2.26.2006

new blog on the horizon

check out barbershop notebooks

welcome to the blogosphere, marc! :)

greetings from nctear 2006 - chicago

it's late on night 2 of the nctear mid-winter conference. the theme:
literacy as a civil right: reclaiming social justice in literacy research and teaching

and the sessions i've attended have served to add to my conviction that questions of what we research and how we research are not mutually exclusive; and moreover, why we research can/must/should engage questions of social justice and enactments toward real social change.

while i have felt this thread of inquiry to be generative, i have also heard comments that allude to whether or not the audience who is attending this conference with this focused theme might be the same audience who attends next year's conference, which tentatively has a focus on the evolving digital landscape of literacies. i wonder: can we continue to separate emerging questions about digital literacies and persistent convictions about literacy as a civil right?

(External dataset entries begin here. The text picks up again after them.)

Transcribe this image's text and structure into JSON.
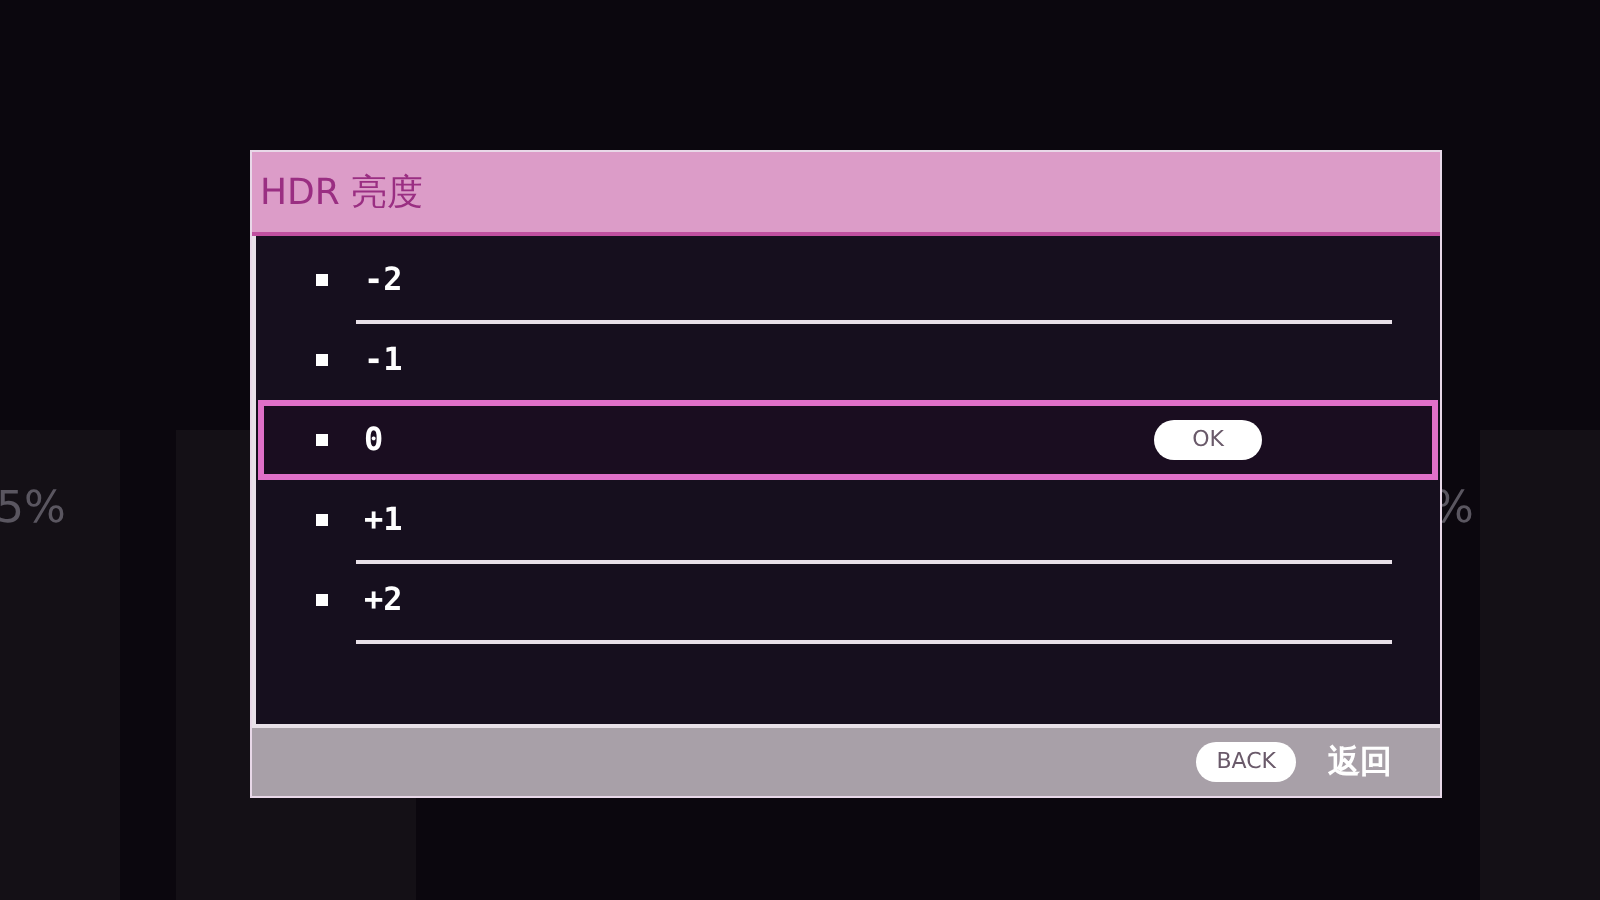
{
  "background_labels": [
    "5%",
    "%"
  ],
  "dialog": {
    "title": "HDR 亮度",
    "options": [
      {
        "label": "-2",
        "selected": false,
        "divider": true
      },
      {
        "label": "-1",
        "selected": false,
        "divider": false
      },
      {
        "label": "0",
        "selected": true,
        "divider": false,
        "confirm": "OK"
      },
      {
        "label": "+1",
        "selected": false,
        "divider": true
      },
      {
        "label": "+2",
        "selected": false,
        "divider": true
      }
    ],
    "footer": {
      "key": "BACK",
      "action": "返回"
    }
  }
}
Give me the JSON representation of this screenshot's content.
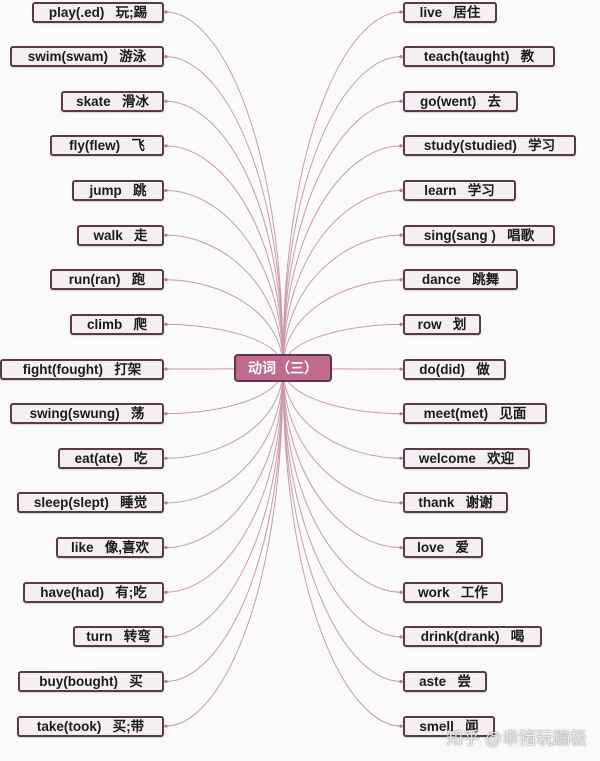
{
  "title": "动词（三）",
  "colors": {
    "center_fill": "#bf6a8e",
    "node_fill": "#f5eef2",
    "node_border": "#5a3a4a",
    "link": "#c79aae"
  },
  "left_nodes": [
    {
      "en": "play(.ed)",
      "zh": "玩;踢"
    },
    {
      "en": "swim(swam)",
      "zh": "游泳"
    },
    {
      "en": "skate",
      "zh": "滑冰"
    },
    {
      "en": "fly(flew)",
      "zh": "飞"
    },
    {
      "en": "jump",
      "zh": "跳"
    },
    {
      "en": "walk",
      "zh": "走"
    },
    {
      "en": "run(ran)",
      "zh": "跑"
    },
    {
      "en": "climb",
      "zh": "爬"
    },
    {
      "en": "fight(fought)",
      "zh": "打架"
    },
    {
      "en": "swing(swung)",
      "zh": "荡"
    },
    {
      "en": "eat(ate)",
      "zh": "吃"
    },
    {
      "en": "sleep(slept)",
      "zh": "睡觉"
    },
    {
      "en": "like",
      "zh": "像,喜欢"
    },
    {
      "en": "have(had)",
      "zh": "有;吃"
    },
    {
      "en": "turn",
      "zh": "转弯"
    },
    {
      "en": "buy(bought)",
      "zh": "买"
    },
    {
      "en": "take(took)",
      "zh": "买;带"
    }
  ],
  "right_nodes": [
    {
      "en": "live",
      "zh": "居住"
    },
    {
      "en": "teach(taught)",
      "zh": "教"
    },
    {
      "en": "go(went)",
      "zh": "去"
    },
    {
      "en": "study(studied)",
      "zh": "学习"
    },
    {
      "en": "learn",
      "zh": "学习"
    },
    {
      "en": "sing(sang )",
      "zh": "唱歌"
    },
    {
      "en": "dance",
      "zh": "跳舞"
    },
    {
      "en": "row",
      "zh": "划"
    },
    {
      "en": "do(did)",
      "zh": "做"
    },
    {
      "en": "meet(met)",
      "zh": "见面"
    },
    {
      "en": "welcome",
      "zh": "欢迎"
    },
    {
      "en": "thank",
      "zh": "谢谢"
    },
    {
      "en": "love",
      "zh": "爱"
    },
    {
      "en": "work",
      "zh": "工作"
    },
    {
      "en": "drink(drank)",
      "zh": "喝"
    },
    {
      "en": "aste",
      "zh": "尝"
    },
    {
      "en": "smell",
      "zh": "闻"
    }
  ],
  "watermark": "知乎 @幸猪玩蹦极"
}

in my work i find solace in the complementary and intertwined trajectories of race-critical and digital epistemological theories. this is more than a naive musing of "can't we all just get along;" it is a recognition of the urgency for social justice - for radical rethinking and changing of the real inequities that persist in the lived experiences of too many young people, children, families - that is implicit in both of these related literacy foci. is it time to encourage/challenge ourselves, our colleagues, our graduate students to seek out and intentionally engage with the messy work of "research that does something." even as i write that, i recognize that some may take umbrage with the definition of "something" implicit in that statement - i mean to say that we ought to be explicit about what kind of work it is that we want our research to do in the world. and not all work for social justice looks the same, but perhaps we should be on the journey together.

so, to the nctear 2006 audience i say, "i hope to see you in '07!" and to those of you who read this and got to the end, i encourage you to check out nctear - start by exploring this year's conference schedule and stay tuned for info on next year.

2.06.2006

boy troubles

i've been reading the story in a recent issue of newsweek titled, "The trouble with boys" and so far, i'm not sure what to make of it. the crux of the article is concerned with boys' academic achievement - appalling, apparently, in contrast to girls.

the author notes, "In the last two decades, the education system has become obsessed with a quantifiable and narrowly defined kind of academic success, these experts say, and that myopic view is harming boys." i don't disagree that this view of assessment and education is myopic, but i wonder what the underlying implication is for how we understand the intersections of gender and academics. namely b/c the following two sentences of that same paragraph read:
Boys are biologically, developmentally and psychologically different from girls—and teachers need to learn how to bring out the best in every one. "Very well-meaning people," says Dr. Bruce Perry, a Houston neurologist who advocates for troubled kids, "have created a biologically disrespectful model of education."
caught up in this logic is the implicit notion that this "model of education," while "disrespectful" for some, is beneficial for others. doesn't this perspective let the designers of a measurement-obsessed philosophy of education off the hook?

there's something else that bugs me about all of these studies of gender and education (in which I claim to participate, as well, by the way), and that is all that gets overlooked when we ask questions that further dichotomize the experiences of boys and girls, of males and females, as they navigate institutions. could it be that more kids are engaging in exciting, fun, and interesting interactions in which education transpires, but which occurs outside of school; and these interactions of education are becoming more and more dissimilar to how education is being (con)/(de)fined in schools?

yes. and we have plenty of evidence to confirm this suspicion.

still, as the article describes, boys who are "antsy" and restless are internalizing their teachers' reactions to them and in turn calling themselves "stupid." that can't be good.

ok, more on this and the recent barage of "boy" articles and other media in a following post...

2.01.2006

"killing the sky"



the second volume of stories produced by young men at rikers island will be published soon by Student Press Initiative (SPI). (first volume pictured above)
ruth vinz, co-director of Student Press Initiative, noted:
"The Rikers Project is only a start," says Vinz. "If we are serious about not leaving our children, or adolescents, behind, we need to help young people see how their learning can help them construct, negotiate, understand and take constructive action in the world."
echoing the words of one of the young men we worked with, i hope many more readers than we can imagine will read these young men's stories and "feel what [they're] saying." and as i think about the spaces and geographies afforded by new technologies, i wonder about the kinds of spaces that might be opened up through the technology of the printed word - that is, using the word to break the word and in doing so, what? could that be a new and significant kind of space?